BOURBON — Try and find a nervous kid. Go ahead, try.
While nerves are a natural part of sport and spectacle, this group of Triton boys basketball players have shown a poise well beyond their years. From senior superstar Clay Yeo to sophomore role player Skyler Reichert. Everyone has a role, everyone a job. And those combinations have put Triton one game away from playing for a state championship.
The Trojans will face a somewhat familiar outfit opposite them this Saturday in the Lafayette Jefferson Semi-state in 1-A foe Lafayette Central Catholic. The two teams have met twice in the past six seasons, with Triton owning wins over LCC in both occasions in 2008 and 2009. The Trojans beat LCC 50-47 in 2008 en route to its state championship and used a running gasp by Colton Keel in 2009 to upset LCC 52-51. Triton also reached the state finals in 2011, a game the upperclassmen know a little more fondly.
But that all doesn’t matter much to this group of Trojans. These kids are not worried about what happened four years ago, or really, last week against Fort Wayne Canterbury or Pioneer. It’s all about this Saturday.
“It means the world, being a little kid dreaming of going down to state and possibly winning a state title,” began senior Drew Mosson. “Just winning sectional championships means as much to me as the regional. So to get to semi-state is a big deal. Anybody as a kid always dreams of moments like these. You always want to play for a state title.”
Writing their own chapter in the state books will take quite an effort against a very balanced and experienced Catholic squad. The Knights have three scorers in double figures this season in Andrew Hubertz (14.5 points per game), Jake Churchill (14.2) and Timmy Mills (11.1). The threes will likely fly freely as well as No. 6 Catholic (18-8) has made 180 of the 521 treys they have attempted this season. Certainly a different look than the teams No. 10 Triton (19-5) has defended thus far in the tournament.
“Their point guard (Cowen Olinger) he isn’t looking to shoot, he’s just looking to pass,” sophomore guard Joey Corder said. “I’m going to really help off on who Clay is guarding and some of the bigger players, move off screens. I’m not going to worry too much about my guy since he doesn’t shoot. I’ll still contain and contest so he doesn’t get the easy buckets.”
But, as stated throughout the tournament, the Trojans will not stray from what got them here. Defense, and lots of it. Triton is allowing just 43 points a game this season, but just 40 during the four playoff wins. The LCC offense averages 59 points per game. Who is going to budge?
“Defensively, that’s our main focus, we know we have to do that to beat the best teams in the state,” said junior Tanner Shepherd. “They like to get out and go, they like to attack. We just have to force them into our own pace and our game.
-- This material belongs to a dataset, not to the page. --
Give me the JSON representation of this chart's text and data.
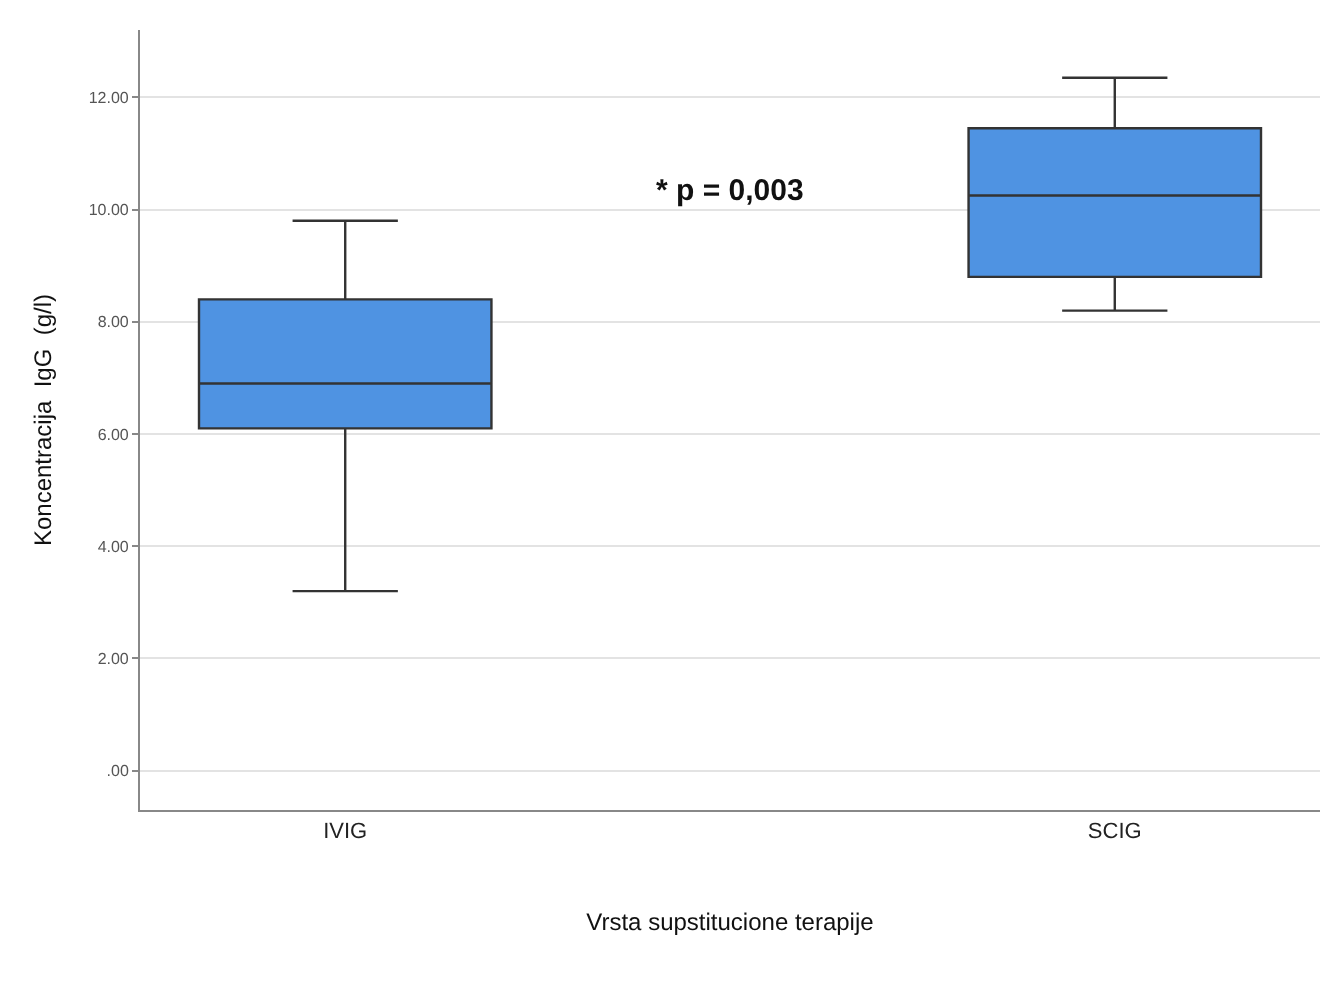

Take them out of their stuff and make them take bad shots.”
Think its just Shepherd who has bought into the mentality?
“We really have to close out, contest, there is going to be a lot of movement on the floor,” said senior Seth Glingle. “I think what is something people overlook is that Clay does a lot of scoring, but people overlook our defense. That is what we work on every day. If we can do what has got us here, we hopefully should be able to shut down LCC.”
The Knights have quite the résumé this season, winning 10 games against non-1-A opponents, including against 3-A regional finalist Frankfort and 2012 3-A state champion Guerin Catholic. Lafayette Central Catholic is 30-7 in the state tournament under head coach Dave Barrett, who has won 148 in games in his eight years as skipper. LCC also have the luxury of playing two blocks from campus, just a short drive up Teal Road to 18th Street.
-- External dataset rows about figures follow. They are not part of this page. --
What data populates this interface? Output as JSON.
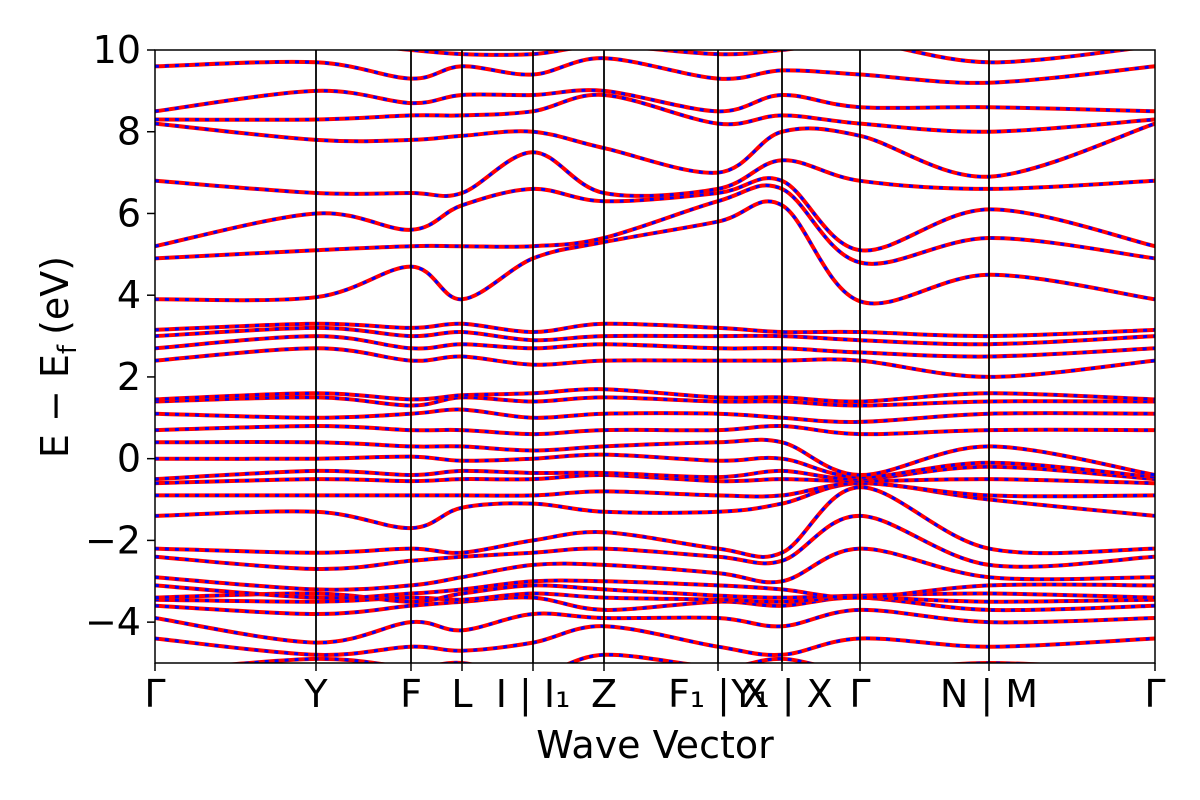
{
  "chart_data": {
    "type": "line",
    "title": "",
    "xlabel": "Wave Vector",
    "ylabel": "E − E",
    "ylabel_sub": "f",
    "ylabel_unit": "(eV)",
    "ylim": [
      -5,
      10
    ],
    "yticks": [
      -4,
      -2,
      0,
      2,
      4,
      6,
      8,
      10
    ],
    "ytick_labels": [
      "−4",
      "−2",
      "0",
      "2",
      "4",
      "6",
      "8",
      "10"
    ],
    "kpath_ticks": [
      {
        "k": 0.0,
        "label": "Γ"
      },
      {
        "k": 0.161,
        "label": "Y"
      },
      {
        "k": 0.256,
        "label": "F"
      },
      {
        "k": 0.307,
        "label": "L"
      },
      {
        "k": 0.378,
        "label": "I | ",
        "italic_part": "I",
        "sub": "1"
      },
      {
        "k": 0.449,
        "label": "Z"
      },
      {
        "k": 0.563,
        "label": "",
        "italic_part": "F",
        "sub": "1",
        "suffix": " | X"
      },
      {
        "k": 0.627,
        "label": "Y",
        "extra": "",
        "sub": "1",
        "suffix": " | X"
      },
      {
        "k": 0.705,
        "label": "Γ"
      },
      {
        "k": 0.834,
        "label": "N | M"
      },
      {
        "k": 1.0,
        "label": "Γ"
      }
    ],
    "kpath_display": [
      {
        "k": 0.0,
        "text": "Γ"
      },
      {
        "k": 0.161,
        "text": "Y"
      },
      {
        "k": 0.256,
        "text": "F"
      },
      {
        "k": 0.307,
        "text": "L"
      },
      {
        "k": 0.378,
        "text": "I | I₁"
      },
      {
        "k": 0.449,
        "text": "Z"
      },
      {
        "k": 0.563,
        "text": "F₁ | X"
      },
      {
        "k": 0.627,
        "text": "Y₁ | X"
      },
      {
        "k": 0.705,
        "text": "Γ"
      },
      {
        "k": 0.834,
        "text": "N | M"
      },
      {
        "k": 1.0,
        "text": "Γ"
      }
    ],
    "series": [
      {
        "name": "",
        "color": "#ff0000",
        "style": "solid"
      },
      {
        "name": "",
        "color": "#0000ff",
        "style": "dashed"
      }
    ],
    "bands_k": [
      0.0,
      0.161,
      0.256,
      0.307,
      0.378,
      0.449,
      0.563,
      0.627,
      0.705,
      0.834,
      1.0
    ],
    "bands": [
      [
        -5.2,
        -4.9,
        -5.1,
        -5.0,
        -5.3,
        -4.8,
        -5.1,
        -4.9,
        -5.2,
        -5.0,
        -5.2
      ],
      [
        -4.4,
        -4.8,
        -4.6,
        -4.7,
        -4.5,
        -4.1,
        -4.6,
        -4.8,
        -4.4,
        -4.6,
        -4.4
      ],
      [
        -3.9,
        -4.5,
        -4.0,
        -4.2,
        -3.8,
        -3.9,
        -3.9,
        -4.1,
        -3.7,
        -4.0,
        -3.9
      ],
      [
        -3.6,
        -3.8,
        -3.6,
        -3.5,
        -3.4,
        -3.7,
        -3.5,
        -3.6,
        -3.4,
        -3.7,
        -3.6
      ],
      [
        -3.45,
        -3.5,
        -3.4,
        -3.45,
        -3.3,
        -3.4,
        -3.45,
        -3.5,
        -3.4,
        -3.5,
        -3.45
      ],
      [
        -3.4,
        -3.3,
        -3.5,
        -3.3,
        -3.1,
        -3.2,
        -3.35,
        -3.4,
        -3.35,
        -3.3,
        -3.4
      ],
      [
        -3.1,
        -3.4,
        -3.3,
        -3.2,
        -3.0,
        -3.0,
        -3.1,
        -3.2,
        -3.4,
        -3.1,
        -3.1
      ],
      [
        -2.9,
        -3.2,
        -3.1,
        -2.9,
        -2.6,
        -2.6,
        -2.8,
        -3.0,
        -2.2,
        -2.9,
        -2.9
      ],
      [
        -2.4,
        -2.7,
        -2.5,
        -2.4,
        -2.3,
        -2.2,
        -2.4,
        -2.5,
        -1.4,
        -2.6,
        -2.4
      ],
      [
        -2.2,
        -2.3,
        -2.2,
        -2.3,
        -2.0,
        -1.8,
        -2.2,
        -2.3,
        -0.7,
        -2.2,
        -2.2
      ],
      [
        -1.4,
        -1.3,
        -1.7,
        -1.2,
        -1.1,
        -1.3,
        -1.3,
        -1.1,
        -0.6,
        -1.0,
        -1.4
      ],
      [
        -0.9,
        -0.9,
        -0.9,
        -0.9,
        -0.9,
        -0.8,
        -0.9,
        -0.9,
        -0.6,
        -0.9,
        -0.9
      ],
      [
        -0.6,
        -0.5,
        -0.55,
        -0.5,
        -0.5,
        -0.4,
        -0.55,
        -0.5,
        -0.55,
        -0.5,
        -0.6
      ],
      [
        -0.5,
        -0.3,
        -0.4,
        -0.3,
        -0.35,
        -0.35,
        -0.45,
        -0.3,
        -0.5,
        -0.2,
        -0.5
      ],
      [
        0.0,
        0.0,
        0.05,
        -0.05,
        0.0,
        0.1,
        -0.05,
        0.0,
        -0.45,
        -0.1,
        -0.45
      ],
      [
        0.4,
        0.4,
        0.3,
        0.3,
        0.2,
        0.3,
        0.4,
        0.4,
        -0.4,
        0.3,
        -0.4
      ],
      [
        0.7,
        0.8,
        0.7,
        0.7,
        0.6,
        0.7,
        0.7,
        0.8,
        0.6,
        0.7,
        0.7
      ],
      [
        1.1,
        1.0,
        1.1,
        1.2,
        1.0,
        1.1,
        1.1,
        1.0,
        0.9,
        1.1,
        1.1
      ],
      [
        1.4,
        1.5,
        1.3,
        1.5,
        1.4,
        1.5,
        1.4,
        1.4,
        1.3,
        1.4,
        1.4
      ],
      [
        1.45,
        1.6,
        1.45,
        1.55,
        1.6,
        1.7,
        1.5,
        1.5,
        1.4,
        1.6,
        1.45
      ],
      [
        2.4,
        2.7,
        2.4,
        2.5,
        2.3,
        2.4,
        2.4,
        2.4,
        2.4,
        2.0,
        2.4
      ],
      [
        2.7,
        3.0,
        2.7,
        2.8,
        2.7,
        2.8,
        2.7,
        2.7,
        2.6,
        2.5,
        2.7
      ],
      [
        3.0,
        3.2,
        3.0,
        3.1,
        2.9,
        3.0,
        3.0,
        3.0,
        2.9,
        2.8,
        3.0
      ],
      [
        3.15,
        3.3,
        3.2,
        3.3,
        3.1,
        3.3,
        3.2,
        3.1,
        3.1,
        3.0,
        3.15
      ],
      [
        3.9,
        3.95,
        4.7,
        3.9,
        4.9,
        5.3,
        5.8,
        6.2,
        3.85,
        4.5,
        3.9
      ],
      [
        4.9,
        5.1,
        5.2,
        5.2,
        5.2,
        5.4,
        6.3,
        6.6,
        4.8,
        5.4,
        4.9
      ],
      [
        5.2,
        6.0,
        5.6,
        6.2,
        6.6,
        6.3,
        6.5,
        6.8,
        5.1,
        6.1,
        5.2
      ],
      [
        6.8,
        6.5,
        6.5,
        6.5,
        7.5,
        6.5,
        6.6,
        7.3,
        6.8,
        6.6,
        6.8
      ],
      [
        8.2,
        7.8,
        7.8,
        7.9,
        8.0,
        7.6,
        7.0,
        8.0,
        7.9,
        6.9,
        8.2
      ],
      [
        8.3,
        8.3,
        8.4,
        8.4,
        8.5,
        8.9,
        8.2,
        8.4,
        8.2,
        8.0,
        8.3
      ],
      [
        8.5,
        9.0,
        8.7,
        8.9,
        8.9,
        9.0,
        8.5,
        8.9,
        8.6,
        8.6,
        8.5
      ],
      [
        9.6,
        9.7,
        9.3,
        9.6,
        9.4,
        9.8,
        9.3,
        9.5,
        9.4,
        9.2,
        9.6
      ],
      [
        10.1,
        10.2,
        10.0,
        9.9,
        9.9,
        10.1,
        9.9,
        10.0,
        10.2,
        9.7,
        10.1
      ]
    ]
  }
}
Triton head coach Jason Groves has been equally successful, winning 158 of the 199 games he has coached while in Bourbon, and is ironically also 30-7 in the IHSAA state tournament. The Trojans have also won 10 games against non-1-A teams and have rattled off 11 wins in a row, while the Knights are winners of its past 10 games.
What will it take to make game number 200 a happy one for Groves?
“It’s just the mental approach of confidence,” Groves said. “These kids have to realize they are prepared to play a basketball game where they have seen just about every situation. There really hasn’t been one situation we haven’t dealt with, and our kids are prepared for that. That confidence comes when the butterflies go away, they put away the fear and they go back to playing basketball like they always do.”
Tip-off of the Lafayette Central Catholic-Triton game is at 4 p.m., with the 4-A semi-state between Carmel (23-2) and Merrillville (22-3) to follow. The southern 1-A semi-state pits No. 10 Borden (22-3) versus unranked University (15-11) on Saturday at 4 p.m. at Seymour High School. The two 1-A winners will meet on Saturday, March 23 at Banker’s Life Fieldhouse in Indianapolis for the class championship at 10:30 a.m.